In the GA4 server tag, set ip_override to an empty string or anonymized value:

Override event parameter:
Name: ip_override
Value: (empty)

With an empty ip_override, GA4 uses the sGTM server’s IP address instead of the user’s. Since your sGTM server is in a known region, geolocation is still approximate.

Alternative: pass only the network/CIDR range, not the full IP:

// Variable template: anonymize_ip
const ip = getEventData('ip_override') || '';
// Remove last octet
return ip.replace(/\.\d+$/, '.0');
// "203.0.113.42" → "203.0.113.0"

For GDPR compliance, document what gets redacted and when. Log redaction events to Cloud Logging:

// In a tag template or client template that applies redaction:
logToConsole(JSON.stringify({
type: 'pii_redaction',
event_name: getEventData('event_name'),
redacted_fields: ['email', 'phone'],
destination: 'meta_capi',
timestamp: getTimestampMillis(),
}));

These logs appear in Cloud Logging and can be exported to BigQuery for compliance reporting.
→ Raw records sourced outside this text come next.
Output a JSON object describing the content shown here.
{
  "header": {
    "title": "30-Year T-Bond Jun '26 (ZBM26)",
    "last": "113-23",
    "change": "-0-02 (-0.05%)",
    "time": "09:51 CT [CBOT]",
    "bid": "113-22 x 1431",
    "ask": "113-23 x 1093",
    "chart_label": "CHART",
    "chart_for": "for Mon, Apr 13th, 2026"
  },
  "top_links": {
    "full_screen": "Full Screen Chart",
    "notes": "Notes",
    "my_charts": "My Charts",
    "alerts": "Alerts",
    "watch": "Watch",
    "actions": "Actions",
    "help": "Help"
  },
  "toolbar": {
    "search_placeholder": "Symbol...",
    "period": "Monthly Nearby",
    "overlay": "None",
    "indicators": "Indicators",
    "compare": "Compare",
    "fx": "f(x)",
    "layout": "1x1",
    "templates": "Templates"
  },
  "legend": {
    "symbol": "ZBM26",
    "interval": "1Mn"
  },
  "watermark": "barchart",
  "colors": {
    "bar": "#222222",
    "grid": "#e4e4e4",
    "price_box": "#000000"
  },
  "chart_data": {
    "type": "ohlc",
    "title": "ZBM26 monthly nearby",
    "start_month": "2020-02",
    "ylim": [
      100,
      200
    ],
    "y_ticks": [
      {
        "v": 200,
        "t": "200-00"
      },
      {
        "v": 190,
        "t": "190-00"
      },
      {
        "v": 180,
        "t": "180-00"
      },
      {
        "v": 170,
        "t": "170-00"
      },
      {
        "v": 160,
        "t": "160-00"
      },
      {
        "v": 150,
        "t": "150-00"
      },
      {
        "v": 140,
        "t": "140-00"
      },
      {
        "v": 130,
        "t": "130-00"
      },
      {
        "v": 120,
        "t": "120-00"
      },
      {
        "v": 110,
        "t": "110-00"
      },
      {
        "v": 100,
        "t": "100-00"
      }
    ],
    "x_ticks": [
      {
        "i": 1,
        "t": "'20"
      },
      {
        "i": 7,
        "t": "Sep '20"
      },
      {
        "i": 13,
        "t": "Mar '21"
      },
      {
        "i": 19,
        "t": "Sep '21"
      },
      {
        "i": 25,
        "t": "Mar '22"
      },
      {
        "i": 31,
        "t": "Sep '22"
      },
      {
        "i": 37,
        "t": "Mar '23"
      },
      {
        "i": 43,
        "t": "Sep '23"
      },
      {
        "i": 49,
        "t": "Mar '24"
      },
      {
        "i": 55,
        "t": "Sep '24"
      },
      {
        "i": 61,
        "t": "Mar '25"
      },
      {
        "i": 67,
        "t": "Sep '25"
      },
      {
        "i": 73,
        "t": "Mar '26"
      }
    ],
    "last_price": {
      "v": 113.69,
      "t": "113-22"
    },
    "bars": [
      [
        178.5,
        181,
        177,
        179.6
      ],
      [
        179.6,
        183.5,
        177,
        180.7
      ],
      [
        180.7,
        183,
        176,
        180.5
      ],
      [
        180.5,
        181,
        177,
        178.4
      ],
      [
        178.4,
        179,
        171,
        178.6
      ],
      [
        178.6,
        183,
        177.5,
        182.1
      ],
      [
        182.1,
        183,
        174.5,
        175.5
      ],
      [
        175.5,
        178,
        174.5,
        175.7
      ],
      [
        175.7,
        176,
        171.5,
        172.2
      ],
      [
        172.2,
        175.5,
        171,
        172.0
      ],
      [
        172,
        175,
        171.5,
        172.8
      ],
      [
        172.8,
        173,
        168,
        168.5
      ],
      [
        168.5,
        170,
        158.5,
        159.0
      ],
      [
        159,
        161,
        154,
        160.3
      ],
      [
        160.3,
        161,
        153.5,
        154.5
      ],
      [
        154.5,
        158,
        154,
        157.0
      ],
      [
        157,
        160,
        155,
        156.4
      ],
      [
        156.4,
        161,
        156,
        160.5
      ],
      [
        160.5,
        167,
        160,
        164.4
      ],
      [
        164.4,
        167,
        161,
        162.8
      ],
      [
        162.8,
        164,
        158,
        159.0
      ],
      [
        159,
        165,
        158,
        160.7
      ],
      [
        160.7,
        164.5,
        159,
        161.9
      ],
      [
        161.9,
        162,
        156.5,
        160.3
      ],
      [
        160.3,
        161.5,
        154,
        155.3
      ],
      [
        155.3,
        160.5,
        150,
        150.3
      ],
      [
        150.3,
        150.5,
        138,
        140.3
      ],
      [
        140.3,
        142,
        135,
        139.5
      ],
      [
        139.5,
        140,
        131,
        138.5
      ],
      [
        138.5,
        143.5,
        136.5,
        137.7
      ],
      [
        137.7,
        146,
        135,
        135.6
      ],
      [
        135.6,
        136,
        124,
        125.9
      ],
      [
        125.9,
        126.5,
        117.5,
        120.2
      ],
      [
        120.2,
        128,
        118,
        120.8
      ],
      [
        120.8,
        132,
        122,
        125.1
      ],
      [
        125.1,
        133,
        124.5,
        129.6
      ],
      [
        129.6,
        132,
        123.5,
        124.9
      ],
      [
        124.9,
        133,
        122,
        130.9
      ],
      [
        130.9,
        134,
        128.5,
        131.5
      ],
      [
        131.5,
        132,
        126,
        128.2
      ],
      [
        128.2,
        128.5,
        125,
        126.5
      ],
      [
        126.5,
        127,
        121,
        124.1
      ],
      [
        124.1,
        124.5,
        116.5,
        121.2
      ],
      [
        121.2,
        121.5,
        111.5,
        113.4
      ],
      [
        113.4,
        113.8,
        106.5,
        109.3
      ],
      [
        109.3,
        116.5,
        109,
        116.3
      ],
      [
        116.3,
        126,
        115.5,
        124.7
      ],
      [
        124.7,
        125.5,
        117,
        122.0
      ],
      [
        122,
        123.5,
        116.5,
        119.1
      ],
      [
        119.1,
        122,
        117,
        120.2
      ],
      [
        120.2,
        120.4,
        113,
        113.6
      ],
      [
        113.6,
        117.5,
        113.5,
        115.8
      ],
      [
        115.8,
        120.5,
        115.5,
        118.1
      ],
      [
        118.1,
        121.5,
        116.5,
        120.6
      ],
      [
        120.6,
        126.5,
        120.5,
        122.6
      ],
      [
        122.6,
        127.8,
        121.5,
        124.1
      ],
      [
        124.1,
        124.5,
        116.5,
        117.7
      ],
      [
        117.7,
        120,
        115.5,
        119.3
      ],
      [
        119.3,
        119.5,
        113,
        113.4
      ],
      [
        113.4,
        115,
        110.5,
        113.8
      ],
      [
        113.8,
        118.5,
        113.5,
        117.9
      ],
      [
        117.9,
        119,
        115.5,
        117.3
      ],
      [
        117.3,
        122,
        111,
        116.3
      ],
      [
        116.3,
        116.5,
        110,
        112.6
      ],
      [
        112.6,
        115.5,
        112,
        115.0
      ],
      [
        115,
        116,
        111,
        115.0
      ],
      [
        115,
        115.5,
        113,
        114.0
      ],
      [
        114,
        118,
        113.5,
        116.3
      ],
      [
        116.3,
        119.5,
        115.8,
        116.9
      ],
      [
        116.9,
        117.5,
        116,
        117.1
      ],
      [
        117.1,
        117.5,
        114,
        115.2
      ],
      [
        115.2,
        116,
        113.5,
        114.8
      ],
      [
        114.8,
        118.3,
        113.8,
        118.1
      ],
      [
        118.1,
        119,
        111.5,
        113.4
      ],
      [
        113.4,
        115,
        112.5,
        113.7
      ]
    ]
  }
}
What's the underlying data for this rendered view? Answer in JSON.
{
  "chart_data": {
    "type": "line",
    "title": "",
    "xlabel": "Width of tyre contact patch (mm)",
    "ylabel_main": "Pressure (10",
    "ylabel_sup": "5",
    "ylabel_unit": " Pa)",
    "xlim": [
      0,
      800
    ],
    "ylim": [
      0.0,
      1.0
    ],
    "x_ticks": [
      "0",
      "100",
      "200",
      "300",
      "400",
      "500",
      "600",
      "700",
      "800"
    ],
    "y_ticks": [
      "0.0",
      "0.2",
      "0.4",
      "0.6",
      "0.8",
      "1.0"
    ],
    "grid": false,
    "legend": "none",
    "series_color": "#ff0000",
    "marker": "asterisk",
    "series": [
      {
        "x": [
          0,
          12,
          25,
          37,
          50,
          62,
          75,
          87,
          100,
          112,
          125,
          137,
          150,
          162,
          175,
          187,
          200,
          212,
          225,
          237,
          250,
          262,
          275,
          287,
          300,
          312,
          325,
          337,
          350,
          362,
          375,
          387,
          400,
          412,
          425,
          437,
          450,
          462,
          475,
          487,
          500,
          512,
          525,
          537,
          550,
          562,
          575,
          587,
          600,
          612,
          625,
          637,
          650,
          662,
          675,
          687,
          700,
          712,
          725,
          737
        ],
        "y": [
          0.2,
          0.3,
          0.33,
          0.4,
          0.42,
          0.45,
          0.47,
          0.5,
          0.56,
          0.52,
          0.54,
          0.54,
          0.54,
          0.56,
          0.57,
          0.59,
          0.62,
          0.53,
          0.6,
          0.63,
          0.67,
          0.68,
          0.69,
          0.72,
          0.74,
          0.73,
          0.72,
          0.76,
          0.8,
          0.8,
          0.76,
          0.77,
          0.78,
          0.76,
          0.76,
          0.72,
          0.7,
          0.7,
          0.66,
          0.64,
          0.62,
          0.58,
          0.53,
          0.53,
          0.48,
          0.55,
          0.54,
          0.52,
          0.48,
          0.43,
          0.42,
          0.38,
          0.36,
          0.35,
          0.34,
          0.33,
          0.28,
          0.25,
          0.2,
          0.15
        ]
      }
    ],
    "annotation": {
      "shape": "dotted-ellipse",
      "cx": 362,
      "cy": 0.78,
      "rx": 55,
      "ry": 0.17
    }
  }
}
Your DPO can query: “what data was stripped before reaching Meta in Q1 2025?”

For proactive PII detection, implement a scan that runs on every event:

// Variable template: detect_pii_in_parameters
// Returns true if any event parameter looks like PII
const getEventData = require('getEventData');
const getAllEventData = require('getAllEventData');
const JSON = require('JSON');
const allData = getAllEventData();
const dataString = JSON.stringify(allData);
const patterns = [
/\b[A-Za-z0-9._%+\-]+@[A-Za-z0-9.\-]+\.[A-Z]{2,}\b/i, // email
/\b\+?[\d\s\-\(\)]{10,15}\b/, // phone
/\b\d{3}[-\s]?\d{2}[-\s]?\d{4}\b/, // SSN (US)
];
for (let i = 0; i < patterns.length; i++) {
if (patterns[i].test(dataString)) {
return true; // PII detected
}
}
return false;

Use this as a conditional in a tag that fires when PII is detected, sending an alert to Cloud Logging or a Slack webhook. This gives you visibility into PII leakage before it becomes a problem.

Relying on redaction as the only PII control. Server-side redaction is a safety net. It should not be the first line of defense. Developers should not push PII to the dataLayer, and client-side tracking should not collect it. sGTM redaction catches what slips through.

Redacting identically across all destinations. You control the data. GA4 (which you own) can receive more data than Meta CAPI (a third party). Implement per-destination redaction rules rather than one-size-fits-all.

Hashing inconsistently. If you hash the same email differently for Meta and Google Ads, you cannot reconcile conversions across platforms using email as the key. Define normalization rules (lowercase, trim, no dots in Gmail local part) and apply them consistently.

Not logging what was redacted. Without an audit trail, you cannot demonstrate to a regulator or auditor that PII was removed before reaching a third party. Log redaction events.

Treating redaction as a performance-free operation. String replacement and regex matching on every event adds milliseconds. Not significant for most deployments, but worth knowing at very high event volumes.